Healthcare is full of them! However the more I chat with people who experience mental illness the more I see a disparity between giving a mental health diagnosis and a physical health one.
Whilst I appreciate that mental health is often difficult to diagnose and I recognise all the challenges that could come up I still think that some professionals are not taking the diagnosis of a patient seriously enough.
This seems to be a particular issue with people who have been diagnosed with bipolar but then because they don’t respond in the way that professionals expect or have strong opinions regarding their care they are then seen as difficult and sometimes without consultation their diagnosis is changed. What makes this worse is that whilst it would be rare for a physical diagnosis not to be discussed with the patient or next of kin, I have lost count how many people I know have found out about a new diagnosis by letter or by seeing it on a computer screen at the GP surgery!

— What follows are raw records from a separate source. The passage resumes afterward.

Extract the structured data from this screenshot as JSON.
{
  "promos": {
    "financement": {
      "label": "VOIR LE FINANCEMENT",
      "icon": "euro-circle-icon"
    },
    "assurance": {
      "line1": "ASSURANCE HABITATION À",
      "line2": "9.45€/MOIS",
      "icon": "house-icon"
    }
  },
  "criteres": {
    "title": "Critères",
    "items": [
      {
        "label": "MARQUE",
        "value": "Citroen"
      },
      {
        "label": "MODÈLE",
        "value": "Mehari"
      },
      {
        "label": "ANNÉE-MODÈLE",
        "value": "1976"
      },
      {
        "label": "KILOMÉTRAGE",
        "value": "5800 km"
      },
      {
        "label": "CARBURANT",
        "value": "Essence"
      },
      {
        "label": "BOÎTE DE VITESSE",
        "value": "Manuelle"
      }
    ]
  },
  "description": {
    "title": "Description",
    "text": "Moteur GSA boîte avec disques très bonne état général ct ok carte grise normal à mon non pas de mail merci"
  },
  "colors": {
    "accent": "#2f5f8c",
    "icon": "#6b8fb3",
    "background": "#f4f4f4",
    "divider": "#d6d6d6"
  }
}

It is so sad how some professionals can’t accept that a mental health diagnosis does not mean that people can’t be or aren’t capable of being fully involved in their care plan.
The anxiety of this kind of surprise misdiagnosis stays with people long after the situation is rectified (which can take months or even years). I still cautiously scan the GP screen to ensure the correct diagnosis is showing and every appointment with each professional adds to my anxiety because of past experience.
I am well aware that this is not a practice that all mental professionals follow however I hope that those that do this realise the implications of their actions and those that sensitively discuss diagnosis after a full assessment encourage good practice with their colleagues.
This is an important step in ensuring parity of esteem between physical and mental health and one which could benefit the mental health of so many people.